Monday, August 5, 2013
Scrutinizing the books of government agencies can turn up lavish parties or illicit trips at the taxpayers' expense. But not every investigation turns out that way. And when they don't, the hunt for waste can appear to be a waste itself.
Such appears to be the case with a recent inquiry involving NASA and Viking re-enactors. This whole saga began with an idea from Ved Chirayath, an aeronautics graduate student at Stanford University who loves photography. He was talking over what to shoot one day with a colleague, and thought of Vikings.
"In the San Francisco Bay there's all these marshes, and so for some reason both of us had in our heads a picture of one of these Viking ships landing in this marsh," Chirayath says.

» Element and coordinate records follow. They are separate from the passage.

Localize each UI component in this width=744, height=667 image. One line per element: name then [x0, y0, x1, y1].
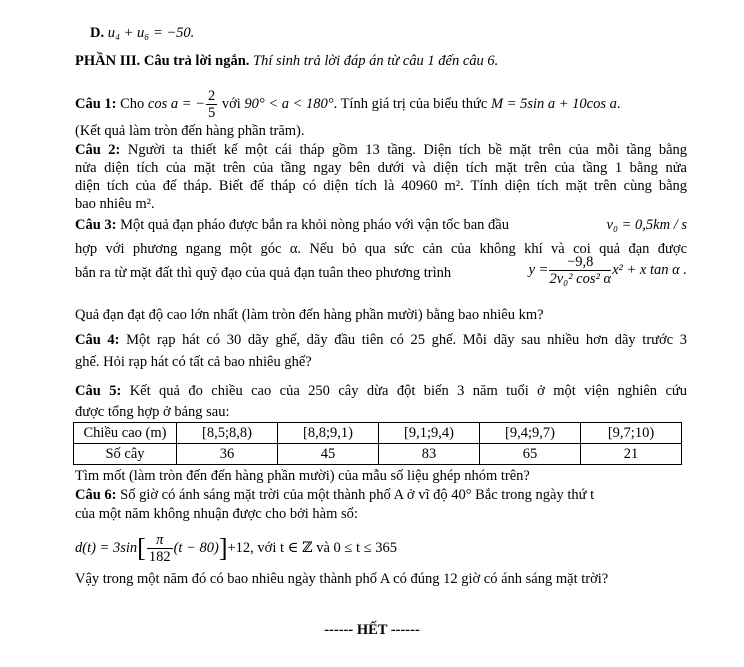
- q2-label: Câu 2:: [75, 142, 121, 158]
- table-count: 83: [379, 444, 480, 465]
- q1-text-c: . Tính giá trị của biểu thức: [333, 95, 488, 112]
- q5-after: Tìm mốt (làm tròn đến đến hàng phần mười) của mẫu số liệu ghép nhóm trên?: [75, 468, 530, 484]
- table-interval: [9,7;10): [581, 423, 682, 444]
- q6-f-den: 182: [148, 549, 171, 565]
- q1-text-a: Cho: [120, 95, 145, 112]
- q6-f-rest: +12: [227, 539, 251, 556]
- question-6-line1: [75, 486, 594, 504]
- q3-equation: [529, 254, 687, 287]
- table-interval: [9,1;9,4): [379, 423, 480, 444]
- q2-text-1: Người ta thiết kế một cái tháp gồm 13 tầng. Diện tích bề mặt trên của mỗi tầng bằng: [127, 142, 688, 158]
- q6-f-arg: (t − 80): [173, 539, 219, 556]
- q6-f-fraction: [147, 532, 173, 565]
- question-5-line1: [75, 382, 687, 400]
- q6-f-lhs: d(t) = 3sin: [75, 539, 138, 556]
- q5-text-1: Kết quả đo chiều cao của 250 cây dừa đột biến 3 năm tuổi ở một viện nghiên cứu: [129, 383, 687, 399]
- table-header-count: Số cây: [74, 444, 177, 465]
- q3-text-1: Một quả đạn pháo được bắn ra khỏi nòng pháo với vận tốc ban đầu: [120, 217, 509, 233]
- table-row-counts: [74, 444, 682, 465]
- page-footer: [0, 621, 744, 639]
- q1-lhs: cos a = −: [147, 95, 205, 112]
- q3-line4: Quả đạn đạt độ cao lớn nhất (làm tròn đến hàng phần mười) bằng bao nhiêu km?: [75, 307, 544, 323]
- q3-text-3: bắn ra từ mặt đất thì quỹ đạo của quả đạn tuân theo phương trình: [75, 265, 452, 281]
- q6-text-1: Số giờ có ánh sáng mặt trời của một thành phố A ở vĩ độ 40° Bắc trong ngày thứ t: [120, 487, 595, 503]
- q4-label: Câu 4:: [75, 332, 120, 348]
- q3-eq-fraction: [549, 254, 611, 287]
- frequency-table: [73, 422, 682, 465]
- q1-range: 90° < a < 180°: [244, 95, 334, 112]
- q5-label: Câu 5:: [75, 383, 122, 399]
- question-3-line1: [75, 216, 687, 234]
- part-title: PHẦN III. Câu trả lời ngắn.: [75, 53, 250, 69]
- table-interval: [9,4;9,7): [480, 423, 581, 444]
- q6-line2: của một năm không nhuận được cho bởi hàm số:: [75, 506, 358, 522]
- q1-num: 2: [207, 88, 216, 104]
- q1-fraction: [206, 88, 217, 121]
- q4-line2: ghế. Hỏi rạp hát có tất cả bao nhiêu ghế?: [75, 354, 312, 370]
- q6-f-num: π: [147, 532, 173, 549]
- table-count: 45: [278, 444, 379, 465]
- part-note: Thí sinh trả lời đáp án từ câu 1 đến câu 6.: [253, 53, 499, 69]
- q1-label: Câu 1:: [75, 95, 117, 112]
- q6-f-cond: , với t ∈ ℤ và 0 ≤ t ≤ 365: [250, 539, 397, 556]
- part-heading: [75, 52, 498, 70]
- option-d-expr: u₄ + u₆ = −50.: [107, 25, 195, 41]
- q2-line3: diện tích của đế tháp. Biết đế tháp có diện tích là 40960 m². Tính diện tích mặt trên cùng bằng: [75, 178, 687, 194]
- q3-eq-den: 2v₀² cos² α: [549, 271, 612, 287]
- footer-text: ------ HẾT ------: [324, 622, 420, 638]
- q2-line4: bao nhiêu m².: [75, 196, 155, 212]
- q3-line2: hợp với phương ngang một góc α. Nếu bỏ qua sức cản của không khí và coi quả đạn được: [75, 241, 687, 257]
- table-count: 21: [581, 444, 682, 465]
- q1-line2: (Kết quả làm tròn đến hàng phần trăm).: [75, 123, 305, 139]
- question-4-line1: [75, 331, 687, 349]
- q4-text-1: Một rạp hát có 30 dãy ghế, dãy đầu tiên có 25 ghế. Mỗi dãy sau nhiều hơn dãy trước 3: [126, 332, 687, 348]
- q6-line3: Vậy trong một năm đó có bao nhiêu ngày thành phố A có đúng 12 giờ có ánh sáng mặt trời?: [75, 571, 609, 587]
- q3-v0: v₀ = 0,5km / s: [606, 217, 687, 233]
- q2-line2: nửa diện tích của mặt trên của tầng ngay bên dưới và diện tích mặt trên của tầng 1 bằng nửa: [75, 160, 687, 176]
- q6-label: Câu 6:: [75, 487, 117, 503]
- table-count: 65: [480, 444, 581, 465]
- table-count: 36: [177, 444, 278, 465]
- question-2-line1: [75, 141, 687, 159]
- q3-eq-rest: x² + x tan α .: [612, 261, 687, 278]
- q6-formula: [75, 532, 397, 565]
- option-d-label: D.: [90, 25, 105, 41]
- q3-label: Câu 3:: [75, 217, 117, 233]
- q6-bracket-close: ]: [218, 533, 228, 563]
- table-header-height: Chiều cao (m): [74, 423, 177, 444]
- table-row-heights: [74, 423, 682, 444]
- q3-eq-num: −9,8: [549, 254, 611, 271]
- q1-end: .: [616, 95, 621, 112]
- question-1-line1: [75, 88, 621, 121]
- q1-expr: M = 5sin a + 10cos a: [490, 95, 617, 112]
- q3-line3: [75, 254, 687, 287]
- q1-text-b: với: [221, 95, 241, 112]
- q5-line2: được tổng hợp ở bảng sau:: [75, 404, 230, 420]
- option-d: [90, 24, 194, 42]
- q6-bracket-open: [: [137, 533, 146, 563]
- q3-eq-y: y =: [528, 261, 549, 278]
- q1-den: 5: [207, 105, 216, 121]
- table-interval: [8,8;9,1): [278, 423, 379, 444]
- table-interval: [8,5;8,8): [177, 423, 278, 444]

Chirayath had a small grant from Stanford to take science-themed portraits. He was also working nearby at NASA's Ames Research Center. NASA and Vikings are sort of related -- both are known for exploration (NASA's first Martian landers were named Viking I and Viking 2).
And the Ames center had another connection to Vikings: Pete Worden, the center's director, likes to dress like one.
"I had once seen Dr. Worden give a monthly talk at NASA Ames on sort of the state of all things cool at NASA, and he gave that talk in a Viking costume," Chirayath says.
Worden likes all sorts of costumes, actually. He and a few other officials were game with Chirayath's plan for a Viking portrait in the marshes, so Chirayath rounded up some Viking re-enactors from the Internet. They agreed to do it for free. "We had all these Vikings come out that were just really enthusiastic about NASA and were just willing to help in any way they could," he says.
They all gathered on a December afternoon last year for the shoot. The photos may have been a bit random, but it was a lot of fun.
Until last month. An anonymous concerned citizen contacted Iowa Republican Sen. Chuck Grassley with a lot of questions about the Viking photos: Were the people on the clock when they were doing this? Was there any taxpayer money involved?
Around the same time, Chirayath got a long telephone call from an investigator. NPR has learned that the call was actually part of a second investigation by NASA's independent Office of Inspector General.
"It was multiple phone calls," he says. "I had to surrender all the emails pertaining to the shoot, communications with the Viking group, communications with virtually everyone involved in that process."
Jack Garrett, who leads the Vikings of Bjornstad re-enactor troupe, denies receiving any inappropriate booty from NASA officials: "From a Viking standpoint, there wasn't much pillaging involved," Garrett says. "The full extent of our compensation was some greeting cards that Ved had made of his own photographs, and some bottled water."
Chirayath adds that he scrupulously avoided using any NASA resources for the shoot. "I was very careful to dot all my i's and cross all my t's," he says.
The inspector general won't discuss how much all this cost, but Chirayath did a quick calculation, totaling up the number of interviews, multiplied by the work hours, multiplied by the salary of the investigator and others involved. "I came to a lower-end budget of around $40,000, and an upper end of around $600,000," he says. That's far more than the cost of a professional photo shoot, even if NASA had paid for it, he says.
Grassley says that these sorts of inquiries are not part of a Viking witch hunt, but that asking questions like this are part of his job as a senator.
"I have a constitutional responsibility for oversight, to make sure that the laws are faithfully executed and that the money is spent according to congressional intent," he says.
NASA declined to go on a recording, but a spokesperson told NPR that their investigation has just concluded and found no government resources were used in the shoot. Grassley's office tells NPR they're largely satisfied with the outcome, though they're planning to speak to investigators later this week.
Garrett says a Viking investigation would have gone far differently: "I bring my sword; you bring your sword; we both bring three shields," he says. "The winner is obviously correct."